Arguments radiographiques en faveur du traitement d’association précoce

Les écarts entre les groupes sont encore plus frappants sur les radiographies. On a constaté une progression des lésions articulaires sur quatre ans chez seulement 31 % des sujets sous méthotrexate-infliximab et 38 % des sujets de l’autre groupe sous traitement d’association contre 51 % et 54 %, respectivement, des sujets des groupes 1 et 2, dont le traitement a débuté par une monothérapie (p<0,05 pour le groupe 4 vs le groupe 1 ou 2). Par ailleurs, la comparaison des scores de Sharp-van der Heijde moyens a révélé que la variation totale médiane du score et la variation médiane du score d’érosion étaient deux fois plus élevées dans les groupes 1 et 2 que dans le groupe 4. Quant aux patients du groupe 3, traités d’emblée par l’association méthotrexate-sulfasalazine-prednisone, ils ont obtenu des scores plus élevés que ceux du groupe méthotrexate-infliximab pour les paramètres radiographiques, mais les différences ne sont pas statistiquement significatives; ajoutons qu’ils ont été, eux aussi, nettement mieux protégés contre la progression que les patients des deux groupes sous monothérapie initiale.

Les écarts au chapitre de la progression radiologique après quatre ans pourraient être encore plus révélateurs que l’avantage différentiel des schémas d’association observé lors de l’analyse de l’étude BeSt après la première année (Goekoop- Ruiterman et al. Arthritis Rheum 2005;52:3381- 90). Le plan de l’étude prévoyait le passage à un traitement d’association, éventuellement la bithérapie méthotrexate-infliximab, en cas de maîtrise déficiente au degré thérapeutique initial. On se serait donc attendu à ce que les différences entre les groupes s’estompent avec le temps. Or, il n’en est rien : elles se sont maintenues, étayant solidement l’existence possible d’une fenêtre thérapeutique pendant laquelle la mise en route d’un traitement d’association serait le gage de résultats optimaux. Bref, une fois la destruction radiologique amorcée, il est plus difficile de stopper la progression de la maladie.

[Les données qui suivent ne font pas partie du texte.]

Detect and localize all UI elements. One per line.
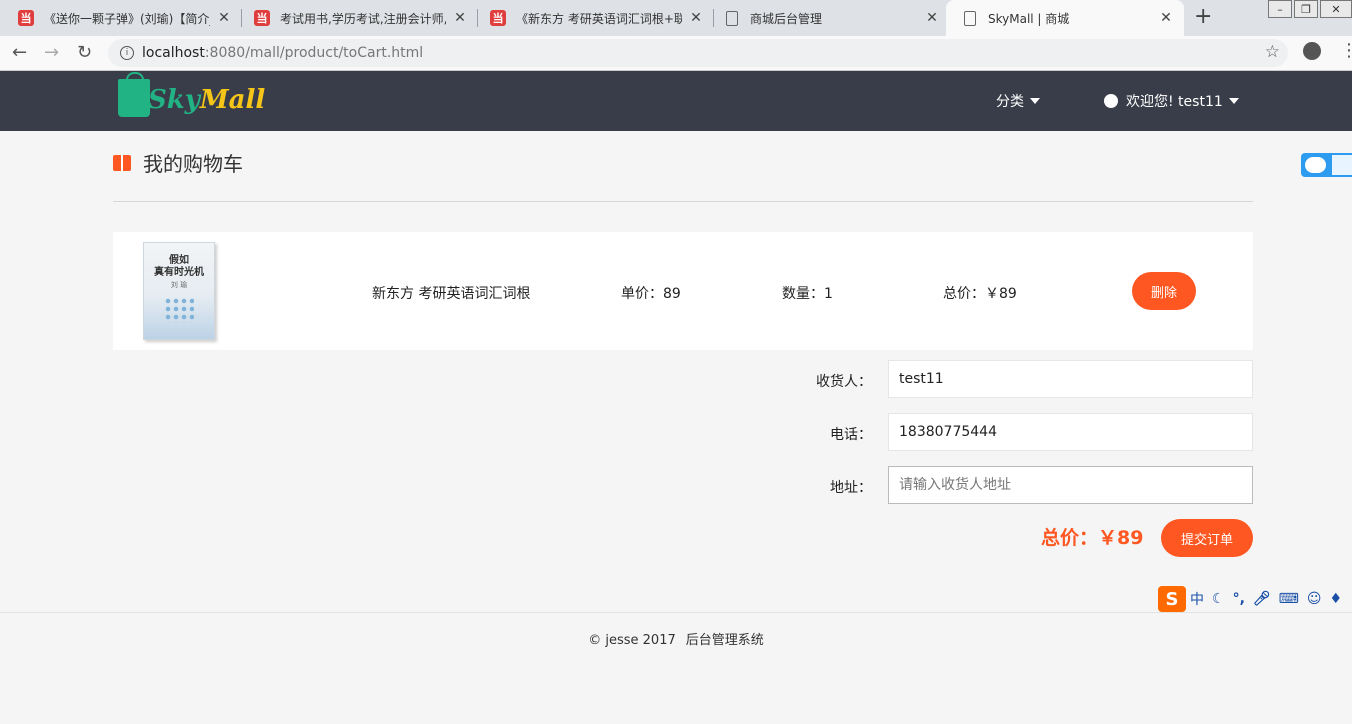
product-image[interactable]: 假如 真有时光机 刘 瑜 [143, 242, 215, 340]
menu-kebab-icon[interactable]: ⋮ [1340, 40, 1352, 61]
close-icon[interactable]: ✕ [1158, 10, 1174, 26]
category-menu[interactable]: 分类 [996, 91, 1040, 111]
cart-item-row: 假如 真有时光机 刘 瑜 新东方 考研英语词汇词根 单价：89 数量：1 总价：… [113, 232, 1253, 350]
footer: © jesse 2017 后台管理系统 [588, 633, 764, 648]
close-icon[interactable]: ✕ [924, 10, 940, 26]
address-input[interactable] [888, 466, 1253, 504]
caret-down-icon [1030, 98, 1040, 104]
address-label: 地址： [830, 480, 872, 496]
cloud-icon [1305, 157, 1327, 173]
info-icon[interactable]: i [120, 46, 134, 60]
admin-link[interactable]: 后台管理系统 [686, 633, 764, 648]
order-total: 总价：￥89 [1041, 527, 1144, 549]
browser-tab-active[interactable]: SkyMall | 商城 ✕ [946, 0, 1184, 36]
address-bar: ← → ↻ i localhost:8080/mall/product/toCa… [0, 36, 1352, 71]
dangdang-favicon-icon: 当 [18, 10, 34, 26]
back-icon[interactable]: ← [12, 42, 27, 63]
skymall-logo[interactable]: SkyMall [118, 72, 265, 117]
page-title: 我的购物车 [113, 148, 243, 177]
sogou-logo-icon[interactable]: S [1158, 586, 1186, 612]
receiver-label: 收货人： [816, 374, 872, 390]
divider [113, 201, 1253, 202]
minimize-icon[interactable]: – [1268, 0, 1292, 18]
microphone-icon[interactable]: 🎤︎ [1253, 591, 1271, 607]
skin-icon[interactable]: ♦ [1330, 591, 1343, 607]
user-menu[interactable]: 欢迎您! test11 [1104, 91, 1239, 111]
dangdang-favicon-icon: 当 [254, 10, 270, 26]
shopping-bag-icon [118, 72, 150, 117]
user-circle-icon [1104, 94, 1118, 108]
browser-tab[interactable]: 商城后台管理 ✕ [708, 0, 950, 36]
phone-input[interactable] [888, 413, 1253, 451]
gift-icon [113, 154, 131, 171]
ime-toolbar: S 中 ☾ °, 🎤︎ ⌨ ☺ ♦ [1158, 586, 1342, 612]
window-close-icon[interactable]: ✕ [1320, 0, 1352, 18]
close-icon[interactable]: ✕ [688, 10, 704, 26]
footer-divider [0, 612, 1352, 613]
browser-tab[interactable]: 当 《新东方 考研英语词汇词根+联 ✕ [472, 0, 714, 36]
punctuation-icon[interactable]: °, [1233, 591, 1245, 607]
bookmark-star-icon[interactable]: ☆ [1265, 42, 1280, 62]
cloud-share-widget[interactable] [1301, 153, 1352, 177]
restore-icon[interactable]: ❐ [1294, 0, 1318, 18]
browser-tab[interactable]: 当 考试用书,学历考试,注册会计师, ✕ [236, 0, 478, 36]
ime-mode[interactable]: 中 [1190, 589, 1204, 609]
reload-icon[interactable]: ↻ [77, 42, 92, 63]
document-favicon-icon [964, 10, 976, 26]
moon-icon[interactable]: ☾ [1212, 591, 1225, 607]
quantity: 数量：1 [782, 286, 833, 302]
user-icon[interactable]: ☺ [1307, 591, 1322, 607]
new-tab-icon[interactable]: + [1194, 4, 1212, 29]
phone-label: 电话： [830, 427, 872, 443]
receiver-input[interactable] [888, 360, 1253, 398]
browser-tab[interactable]: 当 《送你一颗子弹》(刘瑜)【简介_ ✕ [0, 0, 242, 36]
browser-tab-bar: 当 《送你一颗子弹》(刘瑜)【简介_ ✕ 当 考试用书,学历考试,注册会计师, … [0, 0, 1352, 36]
caret-down-icon [1228, 98, 1239, 104]
delete-button[interactable]: 删除 [1132, 272, 1196, 310]
close-icon[interactable]: ✕ [452, 10, 468, 26]
keyboard-icon[interactable]: ⌨ [1279, 591, 1299, 607]
close-icon[interactable]: ✕ [216, 10, 232, 26]
product-name[interactable]: 新东方 考研英语词汇词根 [372, 283, 530, 303]
site-header: SkyMall 分类 欢迎您! test11 [0, 71, 1352, 131]
submit-order-button[interactable]: 提交订单 [1161, 519, 1253, 557]
window-controls: – ❐ ✕ [1266, 0, 1352, 18]
dangdang-favicon-icon: 当 [490, 10, 506, 26]
forward-icon[interactable]: → [44, 42, 59, 63]
account-icon[interactable] [1303, 42, 1321, 60]
unit-price: 单价：89 [621, 286, 681, 302]
item-subtotal: 总价：￥89 [943, 286, 1017, 302]
url-input[interactable]: i localhost:8080/mall/product/toCart.htm… [108, 39, 1288, 67]
document-favicon-icon [726, 10, 738, 26]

Obtention d’une rémission sans traitement

L’obtention d’une rémission sans traitement constitue une autre observation digne de mention, pour ne pas dire remarquable, de l’étude BeSt. Dans le groupe traité d’emblée par le méthotrexate-infliximab, 18 % des sujets étaient en rémission sans traitement après quatre ans. Ce taux s’établissait à 8 % dans l’autre groupe sous traitement d’association, à 14 % dans le groupe 1 et à 12 % dans le groupe 2. La proportion de sujets ayant obtenu une rémission sans traitement à un moment donné pendant l’étude se chiffre à 27 % dans le groupe 4, à 16 % dans le groupe 3, à 17 % dans le groupe 2 et à 21 % dans le groupe 1. Dans la majorité des cas, la rémission sans traitement est durable, la durée moyenne étant actuellement de deux ans. Bien que le passage précoce à un agent biologique abrège la période pendant laquelle la maladie échappe à toute maîtrise, la possibilité d’obtention d’une rémission sans traitement grâce à l’infliximab demeure réelle, même après l’échec de nombreux agents de rémission traditionnels. Dans la population BeSt, les patients traités sur le tard par l’infliximab, après l’échec de nombreux agents de rémission traditionnels, sont néanmoins parvenus à une rémission sans biothérapie dans une proportion de 15 %, selon l’analyse à deux ans.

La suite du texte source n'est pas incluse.